Fuelled by scarcity, the only way to go for luxury penthouse prices is up
While the lower and mid-range sectors of residential real estate remain stagnant amid persisting global economic and geopolitical issues, the luxury segment is heating up due to an increase in overall global wealth and demand by investors to diversify their portfolios at home and abroad.
An inaugural report by Wealth-X and Sotheby’s International Realty documents the impact of ultra-high-net-worth individuals (UHNWIs) – defined as those with US$30 million (RM118 million) or above in assets – on premium real estate. It reveals that UHNWIs own nearly US$3 trillion (RM11.8 trillion) in residential properties and 79 per cent of them own two or more properties, with the secondary residence costing an average 45 per cent more than their primary home. Geographically, UHNWIs are increasing the number of properties they hold outside their home countries, with the US, UK, Singapore and Hong Kong being some of the favourites.
It is always difficult to assess the identities of the individuals who buy luxury real estate. A recent article by The New York Times, which examined the inflow of global cash propelling the high-end real estate market, found that nearly half of the most expensive properties in the US are purchased anonymously through shell companies, with nearly 40 per cent of them being international buyers.
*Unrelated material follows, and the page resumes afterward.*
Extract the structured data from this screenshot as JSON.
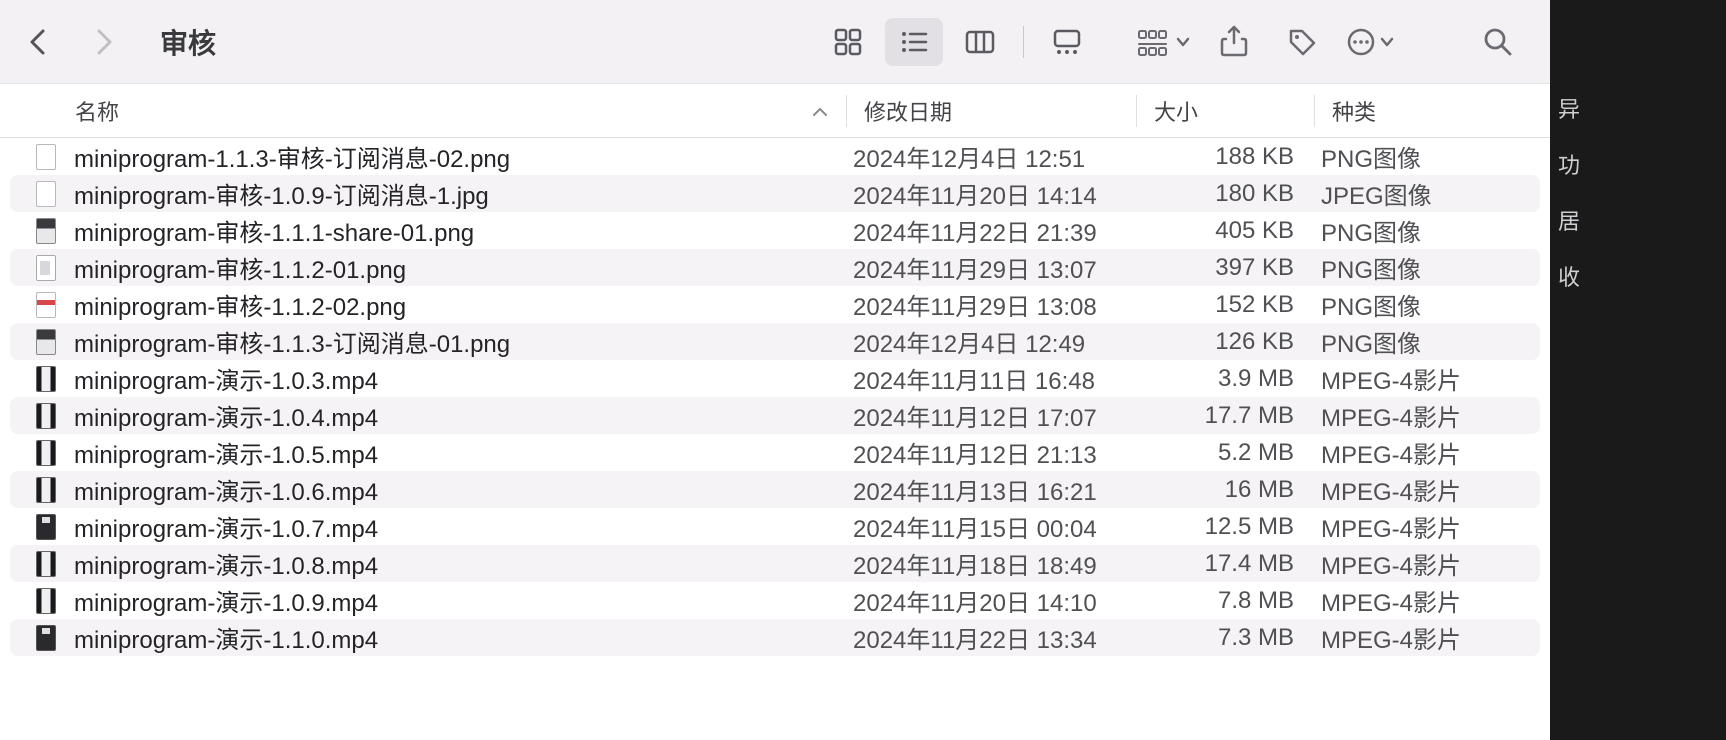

The reasons for investing in luxury property are manifold, with emotional value, tax regulations and practicality topping the list. As businesses of an international nature look to Asia for wealth creation, individuals are also increasing their presence in Asian and other emerging markets. They tend to prefer penthouses to suburban detached houses, thanks to the former’s vicinity to CBDs, land scarcity and lifestyle choices.
According to one of Thailand’s leading property development firms, Raimon Land, the way penthouses were built, sold and marketed a decade ago has changed radically over the years. While penthouses were previously seen as sizeable units occupying top floors of buildings with no luxuries such as private pools and elevators, buyers’ expectations have grown exponentially. The most expensive penthouses in the world now come with amenities and services such as an in-house caterer (Sky Penthouse in The Odeon Tower, Monaco, listed at US$400 million/RM1.56 billion), bullet-proof windows and security by special forces (Hyde Park penthouse, London, US$237 million/RM927 million), and a yoga studio and pet grooming room (One 57 Winter Garden penthouse, New York, US$115 million/RM450 million).
These phenomenal prices are also part of the ever-evolving market. Previously, the price per square metre of a penthouse was lower than other units in the building because the larger space was considered to be more difficult to sell.
Nowadays, developers such as Raimon Land approach penthouses as a one-of-a-kind experience, be it through pricing, sizing, access, collaterals or distribution channels. Even the buyers are rigorously vetted and there are no listings – potentials are asked to make an offer, which is either accepted or rejected – an approach completely novel to the Thai property market at the time.
As a result, the smaller of the two penthouses at Raimon Land’s iconic 185 Rajadamri development was sold for the highest price per square metre ever achieved for a residential property in Thailand.
If this is any indication of where the market is headed, then the only way to go is up, literally.